You could use wire-feed welding to assemble the tank, but you have to put a slightly-bulging weld bead on both sides. That means a man must be able to crawl inside each lobe, and be able to weld inside there. Wire feed welding works very well with aluminum, though.
If the tank were a stainless steel like D6ac or 4130, you can electron beam-weld right through from one side, with nearly-perfect weld strength efficiency. Weld the joint pieces to the web walls, then weld the outer shell panels to the joint pieces, all from the outside. Then proof test. The reject rate should be low, once your process is defined. One-side electron beam-welding of steel is a well-proven industrial technology for the mass production of solid rocket motor cases.
About a quarter century ago, I proposed exactly that electron beam-welded, stainless steel lobed design, for a small conformal-case solid rocket motor case, to meet a seemingly-idiotic shape requirement for a weapon project (that ended up never flying). The customer expected to see some version of elliptical designs proposed, which simply do not work unless they are extremely heavy. Preconceptions clouded his ability to see a lightweight solution that would work.
Questioning the assumptions you would otherwise start with, has been the most powerful tool in my engineering arsenal for nearly 4 decades now.

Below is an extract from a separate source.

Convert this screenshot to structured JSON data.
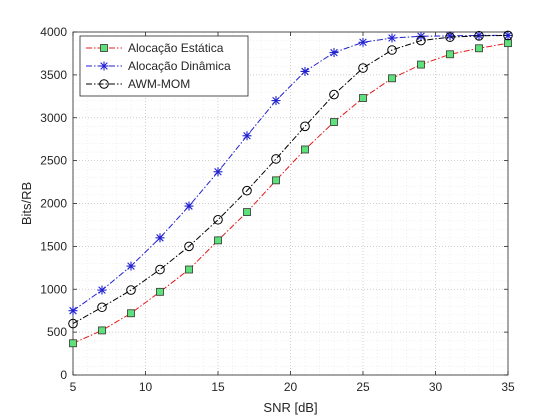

Mastering non-conformal tank technology is required for any winged or lifting-body spaceplane, whether it be one stage or two. Chemical, nuclear, or something not yet invented, this requirement still holds for best-storing whatever propellant is required, within the odd spaces inside the vehicle.
Metals we know how to handle in this application, composites not so very much. And that plus politics is really why the X-33 program ended up unsuccessful. It really should have started with the metal tanks in the first place, but the folks working on it were seduced by the higher strength-to-weight ratio of composites. In a pressure tank situation, those advantages tend to evaporate in the harsh light of all the other design issues. That picture of things hasn’t changed, and probably never will.
After reading this, some of you may wonder why I haven’t been “snapped-up” by a Boeing or a Lockheed-Martin. The answer is simple: I’m old, and old guys are more expensive.
Having the wide-ranging cross-disciplinary experiences of an old guy on your team, may well help guide you very cost-effectively to the “right” solution for your project. But, the way R&D is funded by the government in this country, project success is not required. So labor cost is the only factor considered in government contractor hiring. Few-to-none of us old guys get hired.
That has led to a widely-unrecognized lost-art problem. The engineering project team is supposed to consist of a mix of old guys and young guys. The old guys pass on to the young ones that engineering art that was never written down. It wasn’t written down, primarily because the company didn’t want to pay for writing it down. That art is about 40% of engineering practice in aerospace work.
If there are no old guys on the team, no art gets passed down. Which lack neatly explains why different outfits keep reinventing all the same wheels, and why progress with flying machines has slowed in the last few decades.
Few are learning from industry history anymore, because those who knew that history are largely no longer there. You cannot get that kind of knowledge from a college classroom, it is dirty-fingernails workplace experience, pure and simple.